La ministre fédérale de l’Agriculture et de l’Agroalimentaire, Marie-Claude Bibeau, a annoncé mercredi, chez Bonduelle à Bedford, l’octroi d’un financement maximal de 4,6 millions de dollars sur cinq ans pour soutenir la recherche et le développement dans le secteur agroalimentaire.

Un soutien financier dans l'industrie agroalimentaire

La recherche et développement dans le secteur agroalimentaire canadien pourra continuer de prospérer avec la création d’une seconde grappe scientifique. La ministre fédérale de l’Agriculture et de l’Agroalimentaire, Marie-Claude Bibeau, a annoncé mercredi, chez Bonduelle à Bedford, l’octroi d’un financement maximal de 4,6 millions de dollars sur cinq ans.

Cette deuxième grappe d’innovation dans les aliments et les boissons est donc bonifiée de 1,6 million de dollars par rapport à la précédente, en plus d’investissements totalisant deux millions de dollars provenant de l’industrie.

Au Québec, les transformateurs alimentaires sont essentiels, a rappelé la ministre Bibeau. « Cette industrie totalise des ventes de plus de 26 milliards par année, dont sept en exportations. On y compte plus de 60 000 emplois, ce qui représente plus que tout autre secteur manufacturier au Canada. »

Le réseau investira dans l’automatisation, l’intelligence artificielle et le numérique, le tout pour réduire le gaspillage alimentaire, tant dans la transformation, la vente au détail et dans les services alimentaires, a-t-elle ajouté.

Bien faire, du champ à l’assiette

La recherche et développement permet de rendre l’industrie plus rentable et compétitive, a souligné la ministre Bibeau, qui a rappelé que Bonduelle est un chef de file dans la transformation de légumes, mais aussi dans la production de pâtes végétales et d’emballages écologiques.

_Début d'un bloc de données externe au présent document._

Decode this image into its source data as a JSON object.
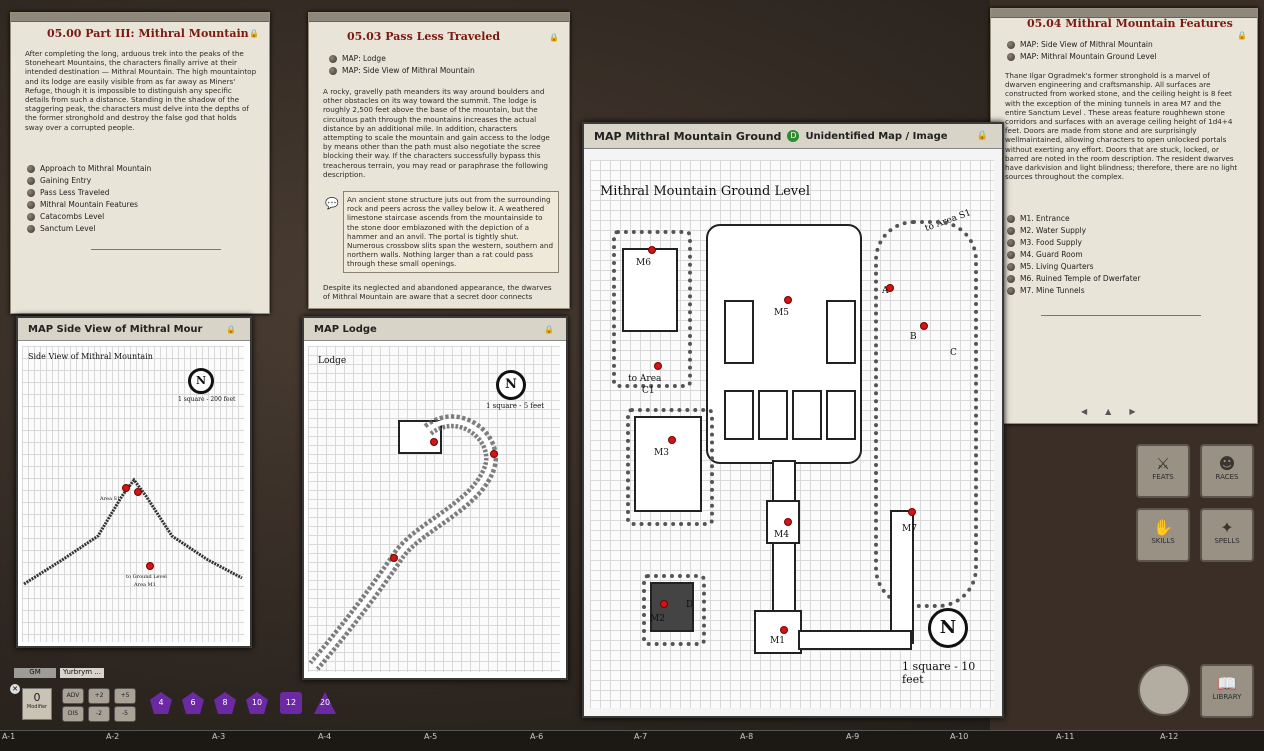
{
  "story_main": {
    "title": "05.00 Part III: Mithral Mountain",
    "body": "After completing the long, arduous trek into the peaks of the Stoneheart Mountains, the characters finally arrive at their intended destination — Mithral Mountain. The high mountaintop and its lodge are easily visible from as far away as Miners' Refuge, though it is impossible to distinguish any specific details from such a distance. Standing in the shadow of the staggering peak, the characters must delve into the depths of the former stronghold and destroy the false god that holds sway over a corrupted people.",
    "links": [
      "Approach to Mithral Mountain",
      "Gaining Entry",
      "Pass Less Traveled",
      "Mithral Mountain Features",
      "Catacombs Level",
      "Sanctum Level"
    ]
  },
  "story_pass": {
    "title": "05.03 Pass Less Traveled",
    "links": [
      "MAP: Lodge",
      "MAP: Side View of Mithral Mountain"
    ],
    "body": "A rocky, gravelly path meanders its way around boulders and other obstacles on its way toward the summit. The lodge is roughly 2,500 feet above the base of the mountain, but the circuitous path through the mountains increases the actual distance by an additional mile. In addition, characters attempting to scale the mountain and gain access to the lodge by means other than the path must also negotiate the scree blocking their way. If the characters successfully bypass this treacherous terrain, you may read or paraphrase the following description.",
    "boxed": "An ancient stone structure juts out from the surrounding rock and peers across the valley below it. A weathered limestone staircase ascends from the mountainside to the stone door emblazoned with the depiction of a hammer and an anvil. The portal is tightly shut. Numerous crossbow slits span the western, southern and northern walls. Nothing larger than a rat could pass through these small openings.",
    "tail": "Despite its neglected and abandoned appearance, the dwarves of Mithral Mountain are aware that a secret door connects"
  },
  "story_features": {
    "title": "05.04 Mithral Mountain Features",
    "links": [
      "MAP: Side View of Mithral Mountain",
      "MAP: Mithral Mountain Ground Level"
    ],
    "body": "Thane Ilgar Ogradmek's former stronghold is a marvel of dwarven engineering and craftsmanship. All surfaces are constructed from worked stone, and the ceiling height is 8 feet with the exception of the mining tunnels in area M7 and the entire Sanctum Level . These areas feature roughhewn stone corridors and surfaces with an average ceiling height of 1d4+4 feet. Doors are made from stone and are surprisingly wellmaintained, allowing characters to open unlocked portals without exerting any effort. Doors that are stuck, locked, or barred are noted in the room description. The resident dwarves have darkvision and light blindness; therefore, there are no light sources throughout the complex.",
    "areas": [
      "M1. Entrance",
      "M2. Water Supply",
      "M3. Food Supply",
      "M4. Guard Room",
      "M5. Living Quarters",
      "M6. Ruined Temple of Dwerfater",
      "M7. Mine Tunnels"
    ]
  },
  "map_side": {
    "header": "MAP Side View of Mithral Mour",
    "title": "Side View of Mithral Mountain",
    "scale": "1 square - 200 feet",
    "labels": [
      "Area S1",
      "to Ground Level",
      "Area M1"
    ]
  },
  "map_lodge": {
    "header": "MAP Lodge",
    "title": "Lodge",
    "scale": "1 square - 5 feet"
  },
  "map_ground": {
    "header": "MAP Mithral Mountain Ground",
    "badge": "Unidentified Map / Image",
    "title": "Mithral Mountain Ground Level",
    "scale": "1 square - 10 feet",
    "to_s1": "to Area S1",
    "areas": [
      "M6",
      "M5",
      "M3",
      "M4",
      "M2",
      "M1",
      "M7",
      "A",
      "B",
      "C",
      "D",
      "to Area",
      "C1"
    ]
  },
  "sidebar": {
    "buttons": [
      "FEATS",
      "RACES",
      "SKILLS",
      "SPELLS",
      "LIBRARY"
    ]
  },
  "chat": {
    "tabs": [
      "GM",
      "Yurbrym ..."
    ],
    "modifier_value": "0",
    "modifier_label": "Modifier",
    "buttons": [
      "ADV",
      "DIS",
      "+2",
      "+5",
      "-2",
      "-5"
    ],
    "dice": [
      "4",
      "6",
      "8",
      "10",
      "12",
      "20"
    ]
  },
  "grid_cols": [
    "A-1",
    "A-2",
    "A-3",
    "A-4",
    "A-5",
    "A-6",
    "A-7",
    "A-8",
    "A-9",
    "A-10",
    "A-11",
    "A-12"
  ],
  "compass_letter": "N"
}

Grâce à la grappe, l’entreprise pourra plancher sur deux projets innovants, dont l’élimination de certaines bactéries recensées dans les aliments à l’aide d’une lumière pulsée et la modification de biofilms alimentaires pour prolonger la durée de conservation de la nourriture. 

« Dans le cadre du premier projet, il s’agit d’une mesure de sécurité supplémentaire. Dans le deuxième, nous adoptons une approche préventive plutôt que corrective qui nous permettra de limiter l’utilisation de produits chimiques », a souligné Louis Falardeau, directeur de la recherche et développement chez Bonduelle.

« Soutenir la science et l’innovation pour renforcer le secteur alimentaire témoigne de l’importance qu’accorde le gouvernement du Canada à la collaboration et la recherche de solutions innovantes au bénéfice des consommateurs », a pour sa part mentionné Mark McNeil, directeur général de Bonduelle.

« Chez Bonduelle, la recherche et le développement sont au cœur de notre vision, qui est de créer un futur alimentaire végétal et de répondre aux besoins de la population, a-t-il renchéri. En tant qu’entreprise présente dans plus de 100 pays, nous avons la responsabilité de bien faire les choses, du champ à l’assiette. Elle nous permet d’offrir des aliments sains et savoureux répondant aux plus hauts standards de qualité de l’industrie. »

L’union fait la force

Cette seconde grappe de recherche permettra à des entreprises comme son employeur de faire davantage, notamment parce qu’elle favorise le développement d’expertises par le partenariat.

« Le secteur de l’innovation était très fragmenté et, avant la création de la première grappe, en 2013, il y avait très peu de synergie entre les différents acteurs, mentionne David Shambrock, directeur exécutif de l’organisme Innovateurs canadiens en alimentation, qui chapeautera la grappe de recherche. Désormais, poursuit-il, entreprises et scientifiques collaborent ensemble. »

Ces alliances permettent aux entreprises agroalimentaires canadiennes de relever les défis que pose la croissance démographique mondiale. « Nous devons offrir des aliments sains de qualité, en quantité suffisante et à un coût abordable », a-t-il expliqué, ajoutant que les secteurs de l’agriculture et de l’agroalimentaire sont parmi les moteurs de croissance les plus importants dans l’économie canadienne.

D’autres initiatives telles que le développement de produits et de technologies dans le secteur des céréales, de l’avoine, des légumineuses et des nouveaux agents de conservation naturels bénéficieront elles aussi du soutien de la grappe de recherche.